NFI Contests Seafood Advice from Valletta, Oceana

In honor of Mother's Day yesterday, Oceana spokesperson and actress Amber Valletta cautioned consumers to avoid seafood relatively high in the neurotoxin methylmercury.

Valletta recommended that pregnant women, mothers and children limit seafood consumption to 12 ounces per week; choose canned light, or skipjack, tuna or Alaska salmon over white, or albacore, tuna; and eat seafood low on the food chain, such as tilapia, cod, shrimp, crab or oysters.

She also advised consumers to ask their grocery stores to post mercury warning signs in their seafood departments and to donate to Oceana's Campaign to Stop Seafood Contamination.

The U.S. Food and Drug Administration and Environmental Protection Agency warn pregnant women, nursing mothers and young children to avoid swordfish, shark, tilefish and king mackerel and to limit albacore tuna consumption to 6 ounces per week.

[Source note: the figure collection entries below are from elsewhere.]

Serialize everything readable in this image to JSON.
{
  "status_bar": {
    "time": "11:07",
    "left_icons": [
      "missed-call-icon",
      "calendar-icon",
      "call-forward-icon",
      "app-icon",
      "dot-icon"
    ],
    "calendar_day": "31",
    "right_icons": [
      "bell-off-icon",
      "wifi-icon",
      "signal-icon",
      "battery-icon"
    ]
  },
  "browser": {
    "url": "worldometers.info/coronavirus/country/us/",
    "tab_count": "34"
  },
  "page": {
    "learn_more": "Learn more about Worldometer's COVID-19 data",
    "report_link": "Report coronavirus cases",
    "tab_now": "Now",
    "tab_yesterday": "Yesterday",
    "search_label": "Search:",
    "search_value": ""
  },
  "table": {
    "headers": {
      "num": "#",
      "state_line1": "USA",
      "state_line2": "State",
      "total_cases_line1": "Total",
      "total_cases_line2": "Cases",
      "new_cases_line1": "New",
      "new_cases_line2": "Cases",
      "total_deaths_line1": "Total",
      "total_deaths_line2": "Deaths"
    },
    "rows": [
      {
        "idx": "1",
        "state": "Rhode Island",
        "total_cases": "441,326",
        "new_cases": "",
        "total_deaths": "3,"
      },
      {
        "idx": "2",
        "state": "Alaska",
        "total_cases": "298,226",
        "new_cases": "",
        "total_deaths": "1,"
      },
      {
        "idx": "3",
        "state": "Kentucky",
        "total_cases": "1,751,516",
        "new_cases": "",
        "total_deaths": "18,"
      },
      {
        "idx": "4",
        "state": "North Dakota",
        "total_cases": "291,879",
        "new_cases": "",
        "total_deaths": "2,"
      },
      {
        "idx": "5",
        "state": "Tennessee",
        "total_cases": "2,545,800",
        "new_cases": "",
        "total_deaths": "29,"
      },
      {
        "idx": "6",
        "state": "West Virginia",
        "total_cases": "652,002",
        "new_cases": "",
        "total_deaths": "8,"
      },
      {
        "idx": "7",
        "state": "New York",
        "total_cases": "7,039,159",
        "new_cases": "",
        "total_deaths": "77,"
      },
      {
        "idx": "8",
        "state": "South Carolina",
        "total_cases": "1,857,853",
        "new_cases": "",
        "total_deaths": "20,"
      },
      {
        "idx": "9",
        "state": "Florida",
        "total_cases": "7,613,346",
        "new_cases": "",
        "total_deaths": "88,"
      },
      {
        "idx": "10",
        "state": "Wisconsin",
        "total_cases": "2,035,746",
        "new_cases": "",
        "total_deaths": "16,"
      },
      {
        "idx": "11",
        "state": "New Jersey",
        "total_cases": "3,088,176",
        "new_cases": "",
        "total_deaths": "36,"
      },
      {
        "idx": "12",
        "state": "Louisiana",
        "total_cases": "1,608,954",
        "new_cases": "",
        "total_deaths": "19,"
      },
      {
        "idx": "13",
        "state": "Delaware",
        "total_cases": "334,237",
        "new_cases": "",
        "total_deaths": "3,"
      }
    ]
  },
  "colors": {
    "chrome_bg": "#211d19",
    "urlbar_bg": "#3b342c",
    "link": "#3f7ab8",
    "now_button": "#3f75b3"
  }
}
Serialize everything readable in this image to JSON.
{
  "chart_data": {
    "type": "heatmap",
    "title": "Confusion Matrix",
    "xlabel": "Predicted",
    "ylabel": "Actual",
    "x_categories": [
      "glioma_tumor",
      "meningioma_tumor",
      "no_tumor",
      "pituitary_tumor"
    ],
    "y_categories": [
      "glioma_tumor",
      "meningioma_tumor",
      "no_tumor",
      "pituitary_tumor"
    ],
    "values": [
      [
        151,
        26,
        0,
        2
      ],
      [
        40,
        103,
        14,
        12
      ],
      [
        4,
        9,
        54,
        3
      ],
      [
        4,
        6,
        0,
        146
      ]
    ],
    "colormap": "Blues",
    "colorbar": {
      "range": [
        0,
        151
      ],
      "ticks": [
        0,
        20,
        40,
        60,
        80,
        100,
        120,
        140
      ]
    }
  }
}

In response to Oceana's Mother's Day campaign, the National Fisheries Institute said that three studies within the last two months from the Child and Family Research Institute, Harvard Medical School and Wayne State University School of Medicine all concluded that a seafood-deficient diet may hinder optimal brain development for babies.

"We applaud [Valletta's] interest in promoting a healthy diet for moms and their children, but the very latest research on nutrition is at odds with some of your recommendations," said NFI spokesperson and registered dietician Jennifer Wilmes.

"Women who are pregnant or may become pregnant and young children should continue to abide by the EPA and FDA recommendations about seafood," she added. "This advice, first and foremost, emphasizes the importance of fish for heart health and proper child development, and says women and young children in particular should include fish or shellfish in their diets due to the many nutritional benefits."